Transportation costs have also contributed to the current food crisis.

“Soaring transportation costs also have an impact on food, from bananas to salmon. Higher shipping rates could eventually transform some items now found in the typical middle-class pantry into luxuries and further promote the so-called local food movement popular in many American and European cities.”

To learn a bit more about the local food movement and some of the challenges associated with it, you can read my earlier post titled The Return of Family Farms? Rohter reports that rising transportation costs are creating a so-called “neighborhood effect.” This effect, as noted above, is already changing supply chains and it may also mark a return to warehousing and inventories as “just-in-time” logistics systems become strained.

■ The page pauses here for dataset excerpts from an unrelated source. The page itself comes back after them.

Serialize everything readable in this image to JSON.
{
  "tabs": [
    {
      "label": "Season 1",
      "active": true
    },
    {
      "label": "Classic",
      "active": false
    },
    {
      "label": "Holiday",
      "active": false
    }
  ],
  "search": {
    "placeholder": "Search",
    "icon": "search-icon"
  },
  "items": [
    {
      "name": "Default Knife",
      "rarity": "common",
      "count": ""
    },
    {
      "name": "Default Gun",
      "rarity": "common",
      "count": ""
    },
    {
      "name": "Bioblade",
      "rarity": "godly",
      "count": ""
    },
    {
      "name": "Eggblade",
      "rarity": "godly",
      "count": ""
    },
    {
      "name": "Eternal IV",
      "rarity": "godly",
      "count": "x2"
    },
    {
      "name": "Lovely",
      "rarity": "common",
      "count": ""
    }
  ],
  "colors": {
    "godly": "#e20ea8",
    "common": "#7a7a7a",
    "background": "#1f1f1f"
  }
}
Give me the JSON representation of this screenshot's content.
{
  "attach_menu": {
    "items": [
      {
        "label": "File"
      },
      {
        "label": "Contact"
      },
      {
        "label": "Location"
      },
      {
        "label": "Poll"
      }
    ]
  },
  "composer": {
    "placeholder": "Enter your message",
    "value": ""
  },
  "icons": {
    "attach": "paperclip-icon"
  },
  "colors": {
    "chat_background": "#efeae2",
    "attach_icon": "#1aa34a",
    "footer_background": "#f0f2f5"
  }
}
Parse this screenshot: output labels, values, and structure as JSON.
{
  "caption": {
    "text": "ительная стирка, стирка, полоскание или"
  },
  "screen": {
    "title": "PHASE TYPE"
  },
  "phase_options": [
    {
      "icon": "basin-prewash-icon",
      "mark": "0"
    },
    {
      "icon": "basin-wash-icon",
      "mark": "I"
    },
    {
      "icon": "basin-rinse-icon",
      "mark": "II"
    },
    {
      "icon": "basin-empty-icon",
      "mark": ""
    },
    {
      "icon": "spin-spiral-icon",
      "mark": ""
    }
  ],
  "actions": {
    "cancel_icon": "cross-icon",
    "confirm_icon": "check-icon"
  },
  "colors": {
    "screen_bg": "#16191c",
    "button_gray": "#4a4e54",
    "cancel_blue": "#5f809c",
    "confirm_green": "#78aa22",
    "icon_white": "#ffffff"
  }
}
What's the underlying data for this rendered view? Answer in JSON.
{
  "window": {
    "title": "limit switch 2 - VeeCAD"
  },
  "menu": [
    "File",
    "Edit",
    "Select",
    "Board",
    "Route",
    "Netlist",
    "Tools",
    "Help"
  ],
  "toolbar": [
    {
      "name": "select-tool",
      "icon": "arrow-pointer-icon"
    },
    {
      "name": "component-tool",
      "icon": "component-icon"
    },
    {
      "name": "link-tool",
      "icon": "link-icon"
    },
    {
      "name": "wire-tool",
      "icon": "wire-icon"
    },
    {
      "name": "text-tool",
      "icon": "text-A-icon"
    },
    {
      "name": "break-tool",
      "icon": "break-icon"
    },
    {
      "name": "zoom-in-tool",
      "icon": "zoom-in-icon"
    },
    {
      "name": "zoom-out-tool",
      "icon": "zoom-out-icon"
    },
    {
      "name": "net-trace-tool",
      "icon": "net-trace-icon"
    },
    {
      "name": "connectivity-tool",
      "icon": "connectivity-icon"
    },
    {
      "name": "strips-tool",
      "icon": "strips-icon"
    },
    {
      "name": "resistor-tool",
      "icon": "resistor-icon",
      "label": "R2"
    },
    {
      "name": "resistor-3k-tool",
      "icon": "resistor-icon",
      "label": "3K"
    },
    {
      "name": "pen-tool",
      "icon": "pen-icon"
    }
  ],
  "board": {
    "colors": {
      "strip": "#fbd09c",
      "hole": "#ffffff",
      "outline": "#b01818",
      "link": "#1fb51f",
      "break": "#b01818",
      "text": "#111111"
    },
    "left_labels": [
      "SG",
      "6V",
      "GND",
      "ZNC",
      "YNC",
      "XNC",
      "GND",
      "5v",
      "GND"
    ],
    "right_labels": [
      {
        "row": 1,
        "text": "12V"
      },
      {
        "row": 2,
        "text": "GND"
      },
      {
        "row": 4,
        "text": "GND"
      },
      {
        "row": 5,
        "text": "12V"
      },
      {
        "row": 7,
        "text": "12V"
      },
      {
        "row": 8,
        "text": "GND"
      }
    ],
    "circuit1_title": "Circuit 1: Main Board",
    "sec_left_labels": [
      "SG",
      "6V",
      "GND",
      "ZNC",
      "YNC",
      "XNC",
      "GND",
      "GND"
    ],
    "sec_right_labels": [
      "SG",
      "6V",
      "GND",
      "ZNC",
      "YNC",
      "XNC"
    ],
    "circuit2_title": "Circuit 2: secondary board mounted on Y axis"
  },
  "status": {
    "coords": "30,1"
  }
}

“Global companies like General Electric, DuPont, Alcoa and Procter & Gamble are beginning to respond to the simultaneous increases in shipping and environmental costs with green policies meant to reduce both fuel consumption and carbon emissions. That pressure is likely to increase as both manufacturers and retailers seek ways to tighten the global supply chain. ‘Being green is in their best interests not so much in making money as saving money,’ said Gary Yohe, an environmental economist at Wesleyan University. ‘Green companies are likely to be a permanent trend, as these vulnerabilities continue, but it’s going to take a long time for all this to settle down.’ In addition, the sharp increase in transportation costs has implications for the ‘just-in-time’ system pioneered in Japan and later adopted the world over. It is a highly profitable business strategy aimed at reducing warehousing and inventory costs by arranging for raw materials and other supplies to arrive only when needed, and not before. Jeffrey E. Garten, the author of ‘World View: Global Strategies for the New Economy’ and a former dean of the Yale School of Management, said that companies ‘cannot take a risk that the just-in-time system won’t function, because the whole global trading system is based on that notion.’ As a result, he said, ‘they are going to have to have redundancies in the supply chain, like more warehousing and multiple sources of supply and even production.’ One likely outcome if transportation rates stay high, economists said, would be a strengthening of the neighborhood effect. Instead of seeking supplies wherever they can be bought most cheaply, regardless of location, and outsourcing the assembly of products all over the world, manufacturers would instead concentrate on performing those activities as close to home as possible.”

Opponents of globalization will undoubtedly crow over these developments. I’m not one of them. I believe the world can become a better place because of globalization, not in spite of it. Within a few decades, globalization should reach places it has yet to touch. That timeline could be pushed back if transportation costs rearrange the landscape of the global supply chain to extent implied in Rohter’s article. Those concerned with the development of places like Africa would do well to start considering how a regional trading regime could still help create sustainable economies in some of the world’s poorest places.